For what it’s worth, the comparison to Monster High is particularly unfair. Eilish—an L.A. showbiz daughter who, working with her producer brother, Finneas O’Connell, has earned millions of streams since 2016—is not plastic. Fashion-wise she goes for XL sweaters, and posture-wise she gives a good slump, which might help ensure that she won’t get railroaded as a sex-kitten object like the then-18-year-old Fiona Apple—an obvious influence—was. Generally, her edge is of the straight kind. Spiders, blood, and light S&M are motifs. But she rolls her eyes at drugs on “Xanny,” which imagines if an Amy Winehouse ballad depicted partying only as pathetic. The NC-17 teases of “Bad Guy,” the album’s opening banger, seem rather sarcastic, and the ending scene of its visual comes off like a fake-out regarding girl-on-video tropes.
Her voice—especially on her songs before this album—somewhat follows this decade’s trend of ineffably Swedish, chubby-bunny torch singing, heard in its most tolerable forms from Lorde and Ellie Goulding. But Eilish is an intelligent and unpredictable performer who, on When We All Fall Asleep, Where Do We Go?, whisper-sings, whisper-raps, and whisper-hums more than she does anything that could be described as “crooning.” Cybernetic-soul vocal manipulation recalling Bon Iver and The Knife—and Kanye West’s knocking off of both—is omnipresent. O’Connell’s production follows in pleasing Yeezus style with sparse door-knock beats and jump-scare samples cut with bright, bent keyboard lines. If this all sounds a bit fussy and like ASMR bait, well, it is. But Eilish writes in melodies akin to nursery rhymes and ancient folk tunes. The balance of strange and simple usually works.

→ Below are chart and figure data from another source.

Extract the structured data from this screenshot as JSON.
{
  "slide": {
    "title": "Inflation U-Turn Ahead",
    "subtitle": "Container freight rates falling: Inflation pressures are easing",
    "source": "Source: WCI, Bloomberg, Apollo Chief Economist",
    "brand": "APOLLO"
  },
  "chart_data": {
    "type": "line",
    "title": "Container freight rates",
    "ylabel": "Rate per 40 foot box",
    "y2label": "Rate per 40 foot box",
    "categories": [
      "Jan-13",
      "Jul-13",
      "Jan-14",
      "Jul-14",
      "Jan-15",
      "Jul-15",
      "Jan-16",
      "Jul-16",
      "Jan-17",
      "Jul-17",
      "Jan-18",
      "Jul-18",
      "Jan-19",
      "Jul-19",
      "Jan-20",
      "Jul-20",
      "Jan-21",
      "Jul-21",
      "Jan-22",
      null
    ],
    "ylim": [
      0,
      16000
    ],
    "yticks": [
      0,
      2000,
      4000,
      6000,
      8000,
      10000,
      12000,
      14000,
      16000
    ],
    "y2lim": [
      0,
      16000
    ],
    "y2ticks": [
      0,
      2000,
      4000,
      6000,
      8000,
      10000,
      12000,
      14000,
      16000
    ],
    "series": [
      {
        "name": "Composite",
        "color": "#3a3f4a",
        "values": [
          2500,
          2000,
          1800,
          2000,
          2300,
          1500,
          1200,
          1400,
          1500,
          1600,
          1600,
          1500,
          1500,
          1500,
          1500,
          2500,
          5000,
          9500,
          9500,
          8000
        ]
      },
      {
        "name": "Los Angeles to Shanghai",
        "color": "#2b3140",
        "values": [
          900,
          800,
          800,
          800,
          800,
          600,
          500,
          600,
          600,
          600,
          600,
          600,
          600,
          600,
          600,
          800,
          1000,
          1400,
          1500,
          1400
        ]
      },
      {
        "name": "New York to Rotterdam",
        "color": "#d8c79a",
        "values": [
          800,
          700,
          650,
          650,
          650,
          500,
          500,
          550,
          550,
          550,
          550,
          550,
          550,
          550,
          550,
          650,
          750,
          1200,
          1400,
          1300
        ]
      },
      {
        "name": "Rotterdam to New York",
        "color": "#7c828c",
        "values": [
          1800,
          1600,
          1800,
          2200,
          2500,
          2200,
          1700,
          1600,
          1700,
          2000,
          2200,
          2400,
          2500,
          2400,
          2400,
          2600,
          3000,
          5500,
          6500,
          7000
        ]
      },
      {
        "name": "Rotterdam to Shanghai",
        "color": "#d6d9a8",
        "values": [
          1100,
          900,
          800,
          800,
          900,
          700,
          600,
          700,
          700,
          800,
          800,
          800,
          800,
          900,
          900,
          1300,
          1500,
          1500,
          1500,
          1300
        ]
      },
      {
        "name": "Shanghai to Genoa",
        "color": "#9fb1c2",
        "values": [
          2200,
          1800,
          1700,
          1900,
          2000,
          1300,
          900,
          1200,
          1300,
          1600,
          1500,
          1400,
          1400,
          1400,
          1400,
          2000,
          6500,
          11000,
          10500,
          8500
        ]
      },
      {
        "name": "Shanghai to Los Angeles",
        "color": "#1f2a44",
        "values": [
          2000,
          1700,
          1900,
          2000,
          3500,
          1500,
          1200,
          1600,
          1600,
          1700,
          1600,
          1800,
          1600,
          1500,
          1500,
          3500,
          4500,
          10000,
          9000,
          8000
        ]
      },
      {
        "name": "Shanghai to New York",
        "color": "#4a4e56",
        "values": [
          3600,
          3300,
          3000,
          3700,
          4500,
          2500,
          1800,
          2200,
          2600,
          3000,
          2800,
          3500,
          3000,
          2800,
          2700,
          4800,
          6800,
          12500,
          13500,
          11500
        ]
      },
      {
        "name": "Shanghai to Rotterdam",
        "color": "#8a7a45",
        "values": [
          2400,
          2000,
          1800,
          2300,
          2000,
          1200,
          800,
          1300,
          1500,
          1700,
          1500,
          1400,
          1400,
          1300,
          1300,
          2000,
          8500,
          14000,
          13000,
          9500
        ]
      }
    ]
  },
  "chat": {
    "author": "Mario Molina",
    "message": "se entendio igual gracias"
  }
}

The early portions of the album trigger a sugar rush with fidgety tracks that are only a few clicks on the weirdness scale from the stuff of Taylor Swift’s Reputation. The romping is fun while it lasts, though some of the tunes feel interchangeable. Right now I’m finding myself stuck on replaying the lurching sing-along of “Wish You Were Gay,” which despite catching some Twitter flak is actually a decent corrective to the Katy Perry “Ur So Gay” tradition. Eilish isn’t shading a guy’s effeminacy; she’s just treating sexuality as no big deal by wishing that he had an ulterior motive for rejecting her. It’s not a groundbreaking sentiment, but it’s also not one that’s been expressed before in quite this manner, which makes it typical of Eilish’s relationship to originality.